La connexion WI-FI venait de sauter. Il fallait tout recommencer : ouvrir de nouveau l’Environnement Numérique de Travail (ENT) de la plateforme de cours virtuels du ministère, entrer les codes, attendre, cliquer. Ouvrir la messagerie de l’ENT. Cliquer. Cliquer sur la pièce jointe et choisir de l’enregistrer, autre clic. Cliquer sur l’explorateur de fichiers et ouvrir le dossier téléchargements : deux clics. Cliquer droit sur le document téléchargé pour le renommer du nom de l’élève, de son groupe et du sujet de l’exercice. Certains élèves, pour un devoir, envoyaient plusieurs messages : un pour chaque exercice, au fur et à mesure de leur avancement. Pour ceux-là, créer un sous-dossier. Double-cliquer gauche pour vérifier la lisibilité du document envoyé. Cliquer pour le retourner. Les élèves les mieux organisés envoyaient un scan propre. Les autres, les plus nombreux, prenaient une photo. Certaines photos étaient floues, illisibles, trop petites. Sur d’autres on voyait en partie la copie, mais surtout le bureau, la trousse, le canapé, et sous la feuille, le cours d’anglais qui dépassait. Dans certains mails il y avait plein de bonjours, de souhaits de santé et de formules de politesse, mais pas de pièce jointe. Alors Solange répondait, retournant formules de politesse et souhaits de bonne santé, pour signaler que la pièce jointe avait été oubliée. Ou mal téléchargée. Ou volatilisée dans les caprices du réseau. Certains formats étaient inadaptés. D’autres carrément inconnus. Jpeg, jpg, pdf, doc, odt OK, mais heic ? Heic ne passait pas. L’ordinateur de Solange digérait toujours mal ce format. Solange trouvait donc des astuces et des contournements, qui fonctionnaient un jour, mais pas le lendemain. Elle cliquait droit, copiait, collait, capturait, imprimait écran. Elle recollait sous word. Elle sauvegardait. Classait. Rangeait. Clic-clic-clic-clic-clic-clic-clic-clic-clic-clic. Parfois Solange reconnaissait l’élève mais se trompait de groupe. Elle devait alors cliquer sur un autre onglet et vérifier ses listes de groupes sur l’ENT.

À 11h30 la boîte mail de l’ENT afficha une mise à jour système et planta.

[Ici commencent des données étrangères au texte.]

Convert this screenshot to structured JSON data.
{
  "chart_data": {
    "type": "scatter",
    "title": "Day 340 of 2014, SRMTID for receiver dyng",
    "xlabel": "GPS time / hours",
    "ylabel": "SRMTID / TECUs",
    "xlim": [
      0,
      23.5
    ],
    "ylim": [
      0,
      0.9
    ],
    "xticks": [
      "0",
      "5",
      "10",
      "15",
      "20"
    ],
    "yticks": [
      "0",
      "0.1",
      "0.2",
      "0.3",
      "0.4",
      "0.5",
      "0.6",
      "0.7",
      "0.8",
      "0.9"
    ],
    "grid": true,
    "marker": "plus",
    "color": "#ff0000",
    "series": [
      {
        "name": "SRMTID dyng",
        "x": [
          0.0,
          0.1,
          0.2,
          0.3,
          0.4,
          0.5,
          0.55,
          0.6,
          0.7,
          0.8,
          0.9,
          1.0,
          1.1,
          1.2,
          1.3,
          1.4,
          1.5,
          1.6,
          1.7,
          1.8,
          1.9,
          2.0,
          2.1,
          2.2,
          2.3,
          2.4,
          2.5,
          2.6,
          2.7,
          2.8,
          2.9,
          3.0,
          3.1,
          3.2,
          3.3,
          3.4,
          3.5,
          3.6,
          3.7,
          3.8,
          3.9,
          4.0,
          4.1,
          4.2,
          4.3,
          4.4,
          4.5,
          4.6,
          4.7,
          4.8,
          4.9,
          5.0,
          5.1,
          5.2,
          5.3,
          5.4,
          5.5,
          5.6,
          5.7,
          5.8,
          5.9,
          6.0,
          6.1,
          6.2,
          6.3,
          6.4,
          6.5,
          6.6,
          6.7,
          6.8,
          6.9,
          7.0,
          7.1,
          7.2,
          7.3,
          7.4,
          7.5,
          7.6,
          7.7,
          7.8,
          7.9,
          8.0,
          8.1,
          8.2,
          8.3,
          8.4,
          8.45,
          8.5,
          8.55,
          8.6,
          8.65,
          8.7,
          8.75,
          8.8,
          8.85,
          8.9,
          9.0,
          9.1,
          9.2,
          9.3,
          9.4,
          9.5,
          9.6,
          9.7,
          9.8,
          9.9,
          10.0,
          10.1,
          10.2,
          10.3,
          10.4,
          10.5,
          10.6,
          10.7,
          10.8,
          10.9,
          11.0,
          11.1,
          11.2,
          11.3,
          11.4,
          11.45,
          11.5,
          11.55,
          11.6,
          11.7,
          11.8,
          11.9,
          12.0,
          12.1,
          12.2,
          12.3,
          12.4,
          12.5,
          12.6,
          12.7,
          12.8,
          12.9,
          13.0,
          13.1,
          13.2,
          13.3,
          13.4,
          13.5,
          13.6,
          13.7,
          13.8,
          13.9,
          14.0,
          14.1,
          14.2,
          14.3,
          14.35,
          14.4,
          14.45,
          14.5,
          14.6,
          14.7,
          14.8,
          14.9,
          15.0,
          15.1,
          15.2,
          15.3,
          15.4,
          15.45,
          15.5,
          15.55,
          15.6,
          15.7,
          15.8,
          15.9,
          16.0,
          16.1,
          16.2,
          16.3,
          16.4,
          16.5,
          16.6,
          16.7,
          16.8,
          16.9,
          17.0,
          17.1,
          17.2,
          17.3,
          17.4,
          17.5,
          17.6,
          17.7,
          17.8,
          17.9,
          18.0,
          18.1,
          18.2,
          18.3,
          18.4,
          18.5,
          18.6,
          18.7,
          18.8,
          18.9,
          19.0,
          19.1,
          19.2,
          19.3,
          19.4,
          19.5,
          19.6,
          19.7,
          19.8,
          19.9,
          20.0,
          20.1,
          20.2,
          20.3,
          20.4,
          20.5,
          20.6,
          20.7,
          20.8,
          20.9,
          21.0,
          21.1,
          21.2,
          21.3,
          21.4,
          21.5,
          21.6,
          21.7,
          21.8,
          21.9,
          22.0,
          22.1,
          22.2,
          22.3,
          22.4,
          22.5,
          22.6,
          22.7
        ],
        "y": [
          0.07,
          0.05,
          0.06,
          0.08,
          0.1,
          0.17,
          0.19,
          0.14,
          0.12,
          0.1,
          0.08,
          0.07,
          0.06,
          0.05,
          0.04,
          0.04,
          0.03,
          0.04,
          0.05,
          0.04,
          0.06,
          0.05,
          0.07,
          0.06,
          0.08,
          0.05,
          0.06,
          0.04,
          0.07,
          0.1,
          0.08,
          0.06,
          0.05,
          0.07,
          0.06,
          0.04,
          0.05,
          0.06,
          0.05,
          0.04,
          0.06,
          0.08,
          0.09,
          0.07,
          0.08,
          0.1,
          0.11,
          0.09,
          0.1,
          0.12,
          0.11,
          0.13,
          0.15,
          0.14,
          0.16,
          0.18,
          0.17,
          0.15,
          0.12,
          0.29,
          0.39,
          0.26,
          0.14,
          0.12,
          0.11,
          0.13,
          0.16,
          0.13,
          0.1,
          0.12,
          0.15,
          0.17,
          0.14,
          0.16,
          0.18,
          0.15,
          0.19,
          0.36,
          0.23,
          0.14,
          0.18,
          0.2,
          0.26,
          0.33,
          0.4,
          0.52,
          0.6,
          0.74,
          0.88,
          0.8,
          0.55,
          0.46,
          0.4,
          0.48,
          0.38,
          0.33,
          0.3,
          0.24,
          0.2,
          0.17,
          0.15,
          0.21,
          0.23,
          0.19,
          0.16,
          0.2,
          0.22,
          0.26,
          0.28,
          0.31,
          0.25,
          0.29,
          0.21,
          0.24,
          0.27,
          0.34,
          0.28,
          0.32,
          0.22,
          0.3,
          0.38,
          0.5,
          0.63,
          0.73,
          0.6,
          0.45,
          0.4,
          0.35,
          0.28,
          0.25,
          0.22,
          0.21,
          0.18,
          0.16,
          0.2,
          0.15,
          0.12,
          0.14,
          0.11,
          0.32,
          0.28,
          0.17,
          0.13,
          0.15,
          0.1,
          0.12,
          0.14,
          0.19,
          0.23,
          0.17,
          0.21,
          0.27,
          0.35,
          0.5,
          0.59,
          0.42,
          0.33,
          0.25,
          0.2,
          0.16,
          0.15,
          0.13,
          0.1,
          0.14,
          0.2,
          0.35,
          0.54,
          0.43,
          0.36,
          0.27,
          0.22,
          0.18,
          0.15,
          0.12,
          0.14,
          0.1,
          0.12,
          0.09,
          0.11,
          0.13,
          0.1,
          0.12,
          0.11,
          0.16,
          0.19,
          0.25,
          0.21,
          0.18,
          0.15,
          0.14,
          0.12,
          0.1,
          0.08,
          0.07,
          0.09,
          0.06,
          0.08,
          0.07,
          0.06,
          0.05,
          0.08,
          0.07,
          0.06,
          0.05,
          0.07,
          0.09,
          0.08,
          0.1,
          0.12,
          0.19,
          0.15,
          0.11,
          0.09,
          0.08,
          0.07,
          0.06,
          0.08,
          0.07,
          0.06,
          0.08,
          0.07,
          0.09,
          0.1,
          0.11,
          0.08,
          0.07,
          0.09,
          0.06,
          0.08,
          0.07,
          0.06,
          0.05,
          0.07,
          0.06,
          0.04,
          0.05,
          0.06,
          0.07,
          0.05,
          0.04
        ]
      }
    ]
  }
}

Solange s’arma de son téléphone et ouvrit sa boîte mail professionnelle qui était différente et sécurisée autrement que sa boîte mail de l’ENT. Celle-ci devait servir exclusivement aux messages du ministère et aux bons vœux des inspecteurs, aux consignes officielles, aux offres de formations virtuelles sur EXCEL et sur PYTHON, aux informations syndicales sur les salaires et aux propositions de manifestations en ligne par des hashtags de contestation. Pour se syndiquer et pour protester contre le ministre de l’Éducation, alternative aux rassemblements physiques interdits par son ami le ministre de la Santé, il fallait aussi cliquer.

Par prudence, Solange avait donné l’adresse de cette messagerie à ses élèves. Elle avait aussi fini par donner son numéro de téléphone personnel. Peut-être un jour serait-elle victime d’un harceleur ou d’un troll, mais la saturation fréquente des réseaux pédagogiques imposait presque de les doubler par des moyens de communication personnels, au mépris de la prudence et du cloisonnement entre métier et vie privée.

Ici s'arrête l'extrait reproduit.